11 thoughts on “leave your land, and your people

  1. Dear Kate, Thank you for your honesty in this post, good to hear the “truth’ of how hard being away from home and in a ‘alien land’ is. We continue to pray for you, and hope and pray that the feeling became easier and life is lest stressful with the building etc. Trust in God..He will not fail you.
    Love and blessing, Dona xo

  2. Hi Kate, you don’t know me, but I’m an Edinburgh pisky, with several OSP friends. I haven’t done what you did, I only went for 6 months to a small town in India….but… I do know these lows… Being a woman in India, I was barely allowed to cross the street alone. I was constantly watched, pointed at and commented on, often in my presence in a language I couldn’t understand! I found two things that helped… A space to go where I could be just a person, occasionally, and secondly. hot eggy toast and fried tomato with no spaces, chillis or curry powder!
    Be assured of lots of people’s prayers and good wishes, and as an American clergy friend used to say… Hang in there!

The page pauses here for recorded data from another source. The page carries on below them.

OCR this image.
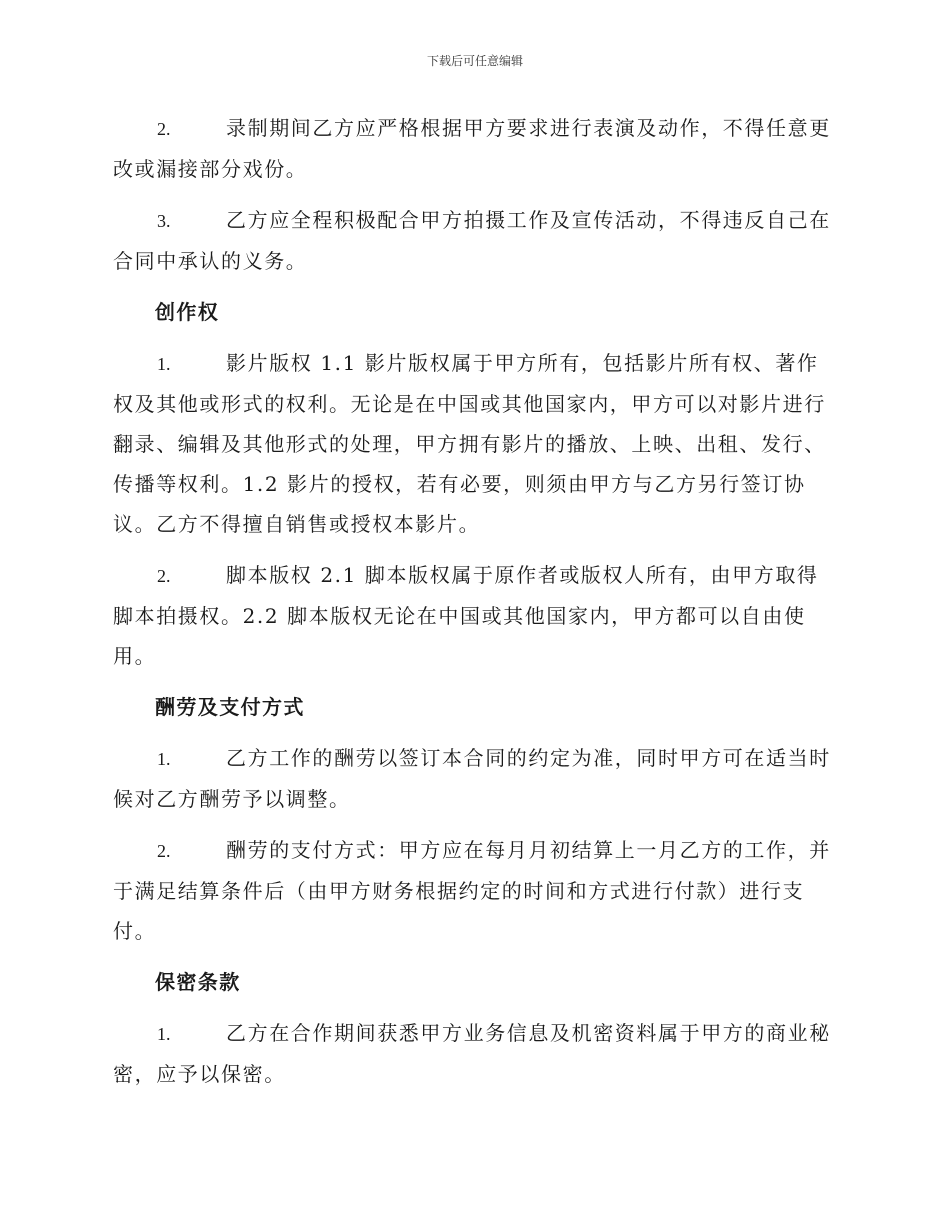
下载后可任意编辑

2.	录制期间乙方应严格根据甲方要求进行表演及动作，不得任意更改或漏接部分戏份。

3.	乙方应全程积极配合甲方拍摄工作及宣传活动，不得违反自己在合同中承认的义务。

创作权

1.	影片版权 1.1 影片版权属于甲方所有，包括影片所有权、著作权及其他或形式的权利。无论是在中国或其他国家内，甲方可以对影片进行翻录、编辑及其他形式的处理，甲方拥有影片的播放、上映、出租、发行、传播等权利。1.2 影片的授权，若有必要，则须由甲方与乙方另行签订协议。乙方不得擅自销售或授权本影片。

2.	脚本版权 2.1 脚本版权属于原作者或版权人所有，由甲方取得脚本拍摄权。2.2 脚本版权无论在中国或其他国家内，甲方都可以自由使用。

酬劳及支付方式

1.	乙方工作的酬劳以签订本合同的约定为准，同时甲方可在适当时候对乙方酬劳予以调整。

2.	酬劳的支付方式：甲方应在每月月初结算上一月乙方的工作，并于满足结算条件后（由甲方财务根据约定的时间和方式进行付款）进行支付。

保密条款

1.	乙方在合作期间获悉甲方业务信息及机密资料属于甲方的商业秘密，应予以保密。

    1. ‘A space to go where I could just be a person….’ Yes. This. So much this. I’m finding that in the low season, Tel Aviv is that space. I’m not sure it will be the case in the busyness of the summer because I don’t normally like cities. But I can be normal. And I can EAT BACON! 😉

      Thank you so much for reading and commenting…

  3. Hi Kate – we met when I was with the McCabe walk last week. I loved meeting you and would like to be there now to hug you and listen and laugh. We are far away but you are in my thought and prayers.

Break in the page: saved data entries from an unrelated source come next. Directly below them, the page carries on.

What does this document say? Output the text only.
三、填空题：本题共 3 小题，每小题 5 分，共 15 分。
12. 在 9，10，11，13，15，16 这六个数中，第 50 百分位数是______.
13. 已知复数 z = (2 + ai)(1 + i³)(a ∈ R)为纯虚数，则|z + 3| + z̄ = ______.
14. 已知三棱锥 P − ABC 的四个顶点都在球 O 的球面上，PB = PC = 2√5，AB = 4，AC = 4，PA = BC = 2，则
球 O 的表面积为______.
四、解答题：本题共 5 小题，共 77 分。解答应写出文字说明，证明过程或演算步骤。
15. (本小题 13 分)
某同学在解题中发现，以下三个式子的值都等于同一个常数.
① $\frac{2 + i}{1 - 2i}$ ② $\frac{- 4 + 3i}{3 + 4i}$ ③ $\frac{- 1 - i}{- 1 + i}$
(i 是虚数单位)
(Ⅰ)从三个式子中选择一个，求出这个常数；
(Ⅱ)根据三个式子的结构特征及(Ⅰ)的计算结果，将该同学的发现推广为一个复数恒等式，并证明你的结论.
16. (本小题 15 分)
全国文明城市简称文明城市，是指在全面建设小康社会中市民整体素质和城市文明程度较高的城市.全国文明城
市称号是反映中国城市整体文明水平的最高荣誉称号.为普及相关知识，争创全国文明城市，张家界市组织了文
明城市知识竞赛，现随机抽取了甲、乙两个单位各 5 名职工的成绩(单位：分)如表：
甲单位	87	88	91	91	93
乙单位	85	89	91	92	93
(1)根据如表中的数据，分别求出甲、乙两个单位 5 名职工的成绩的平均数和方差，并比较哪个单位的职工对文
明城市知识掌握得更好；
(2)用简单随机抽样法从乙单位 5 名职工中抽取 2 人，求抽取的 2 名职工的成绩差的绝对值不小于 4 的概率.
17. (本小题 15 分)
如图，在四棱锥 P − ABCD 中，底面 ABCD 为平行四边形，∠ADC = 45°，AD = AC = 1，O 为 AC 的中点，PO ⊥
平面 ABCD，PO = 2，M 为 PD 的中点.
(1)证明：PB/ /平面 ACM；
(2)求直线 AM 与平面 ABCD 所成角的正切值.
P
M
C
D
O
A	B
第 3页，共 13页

    1. Hi Maureen, thank you, thank you. It was such a pleasure meeting you. I hope we might see one another when I’m back in Scotland. If you see Alistair, tell him I found a letter of his from 1977 which raised so many of the same issues and questions I’m facing today regarding the church and its mission here. I didn’t know whether to laugh or cry!

  4. Pretty much par for the course I guess, Kate. But why not try insisting that building maintenance isn’t part of your JD – ?Kenny (I know, in Scotland now) or whoever local. And keep remembering you’re not alone. x

  5. Actually I should have said that when I saw your title, “Leave your Land and your People”I thought it was another approach-approach conflict: Jews historically in Europe and Palestinians in diaspora. Maybe you’re unconsciously empathetic? At least you had the choice.

    1. Indeed. I had the choice. I have freedom of movement which seems profoundly unfair in a place where movement is so restricted.
      As for the church building, I see it as being part of my wider ministry in the area. It seems madness that we have a beautiful hotel and a crumbling church building. It has so much potential to extend the hospitality which the hotel offers so well, and at the very least, I want to see the building brought up to a standard that is safe and the front garden open to the public and visiting groups. I have grander plans than that, obviously, but our use and stewardship of the building has to be part of the answer to the overarching question of our identity, mission and partnership in this region.